Look what found on flickr: the Bygone Cape Town Set by user Etiennedup, who says:
A while ago I looked for some sixties and seventies photos of Cape Town on the Net. To my amazement I could not readily find any.
Having spent some of my most memorable times in the Mother city, I undertook to do something about it, and what you see here is part of an ongoing project to share some of the images of bygone Cape Town. I start off with eleven photos of of Cape Town that must count amongst the earliest known colour images taken of the city. Also included are early post cards and b/w photos. Shall be adding more……..
He may have started with 11, but he’s now amassed 814, with almost 94,000 views at the time of writing. Wow.
There’s plenty of interesting stuff in there and it’s great for a good browse if you have a spare half hour (or more) (or less).
My particular favourite is this one of the S.A. Seafarer not faring ever so well in the S.A. Sea back in 1966.
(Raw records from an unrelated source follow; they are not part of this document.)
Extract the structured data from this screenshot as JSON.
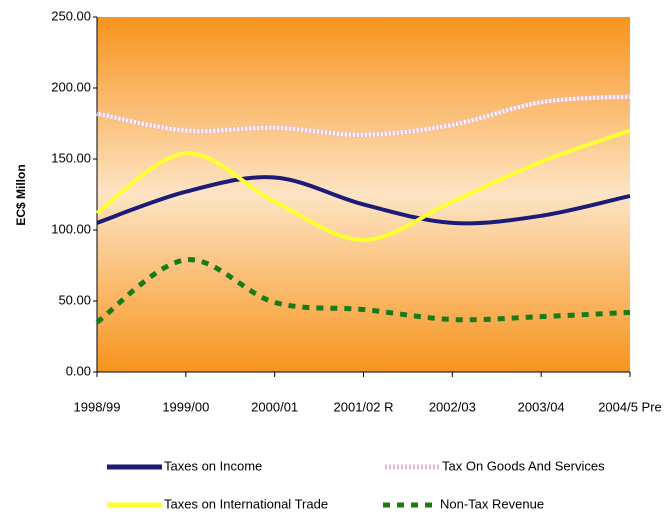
{
  "chart_data": {
    "type": "line",
    "y_label": "EC$ Millon",
    "categories": [
      "1998/99",
      "1999/00",
      "2000/01",
      "2001/02 R",
      "2002/03",
      "2003/04",
      "2004/5 Pre"
    ],
    "series": [
      {
        "name": "Taxes on Income",
        "color": "#1c1c78",
        "dash": "solid",
        "values": [
          105,
          127,
          137,
          118,
          105,
          110,
          124
        ]
      },
      {
        "name": "Tax On Goods And Services",
        "color": "#f2b6c0",
        "dash": "dotted",
        "values": [
          182,
          170,
          172,
          167,
          174,
          190,
          194
        ]
      },
      {
        "name": "Taxes on International Trade",
        "color": "#ffff33",
        "dash": "solid",
        "values": [
          112,
          154,
          120,
          93,
          120,
          148,
          170
        ]
      },
      {
        "name": "Non-Tax Revenue",
        "color": "#1a7a1a",
        "dash": "dashed",
        "values": [
          35,
          79,
          49,
          44,
          37,
          39,
          42
        ]
      }
    ],
    "ylim": [
      0,
      250
    ],
    "yticks": [
      {
        "value": 0,
        "label": "0.00"
      },
      {
        "value": 50,
        "label": "50.00"
      },
      {
        "value": 100,
        "label": "100.00"
      },
      {
        "value": 150,
        "label": "150.00"
      },
      {
        "value": 200,
        "label": "200.00"
      },
      {
        "value": 250,
        "label": "250.00"
      }
    ],
    "smooth": true
  }
}
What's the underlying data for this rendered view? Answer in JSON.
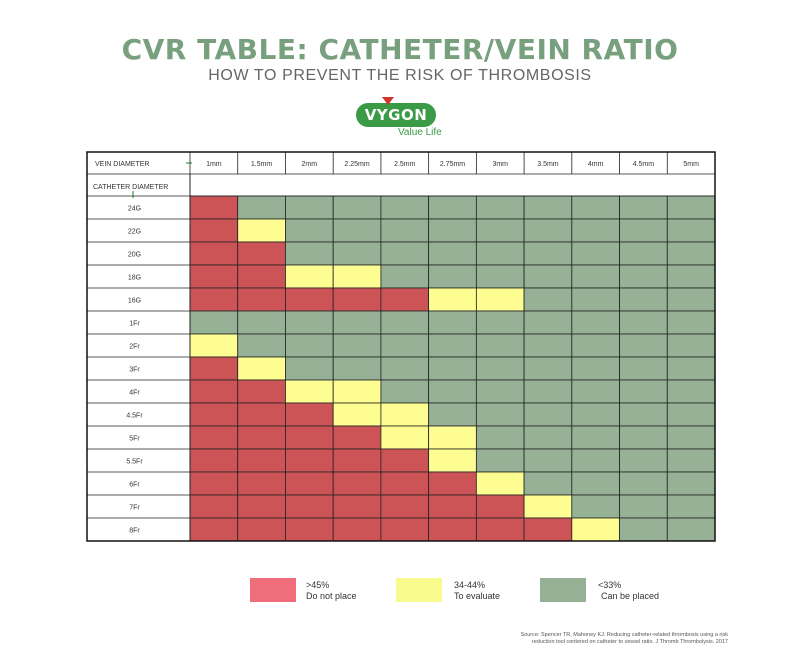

My mother-in-law – who was living in Mouille Point at that time – was part of the crowd that watched the vessel being smashed onto the rocks. Or so she says anyway: I don’t see her there.
You might like to compare and contrast this image with the one here to see how things have changed over the past 45 years. Use the Green Point lighthouse as a reference point – it’s the red and white diagonally-striped building.
(Or, if you’re looking at the photo above, the grey and white diagonally-striped building.)
In both cases, it has a big, bright, rotating light on the top of it.
Not that that did the S.A. Seafarer much good.
Oh wow- I remember this night so well. I was a midshipman in the SA Navy and sailed from Saldanha to Cape Town in a small ship on the night that the Seafarer was wrecked. It was like riding a roller coaster all the way, with most of the crew seasick. Cape Town has great beaches and oceans, but they can become awesome.
Dennis Cook > Wow. You know it’s bad when the Navy guys are throwing up.
I don’t see a “big, bright, rotating light” – is my monitor broken? ;-D
David > Is that you speaking or are you quoting the captain of the S.A. Seafarer?
50 year anniversary of the wreck approaching. this is how my wife and her family arrived in South Africa!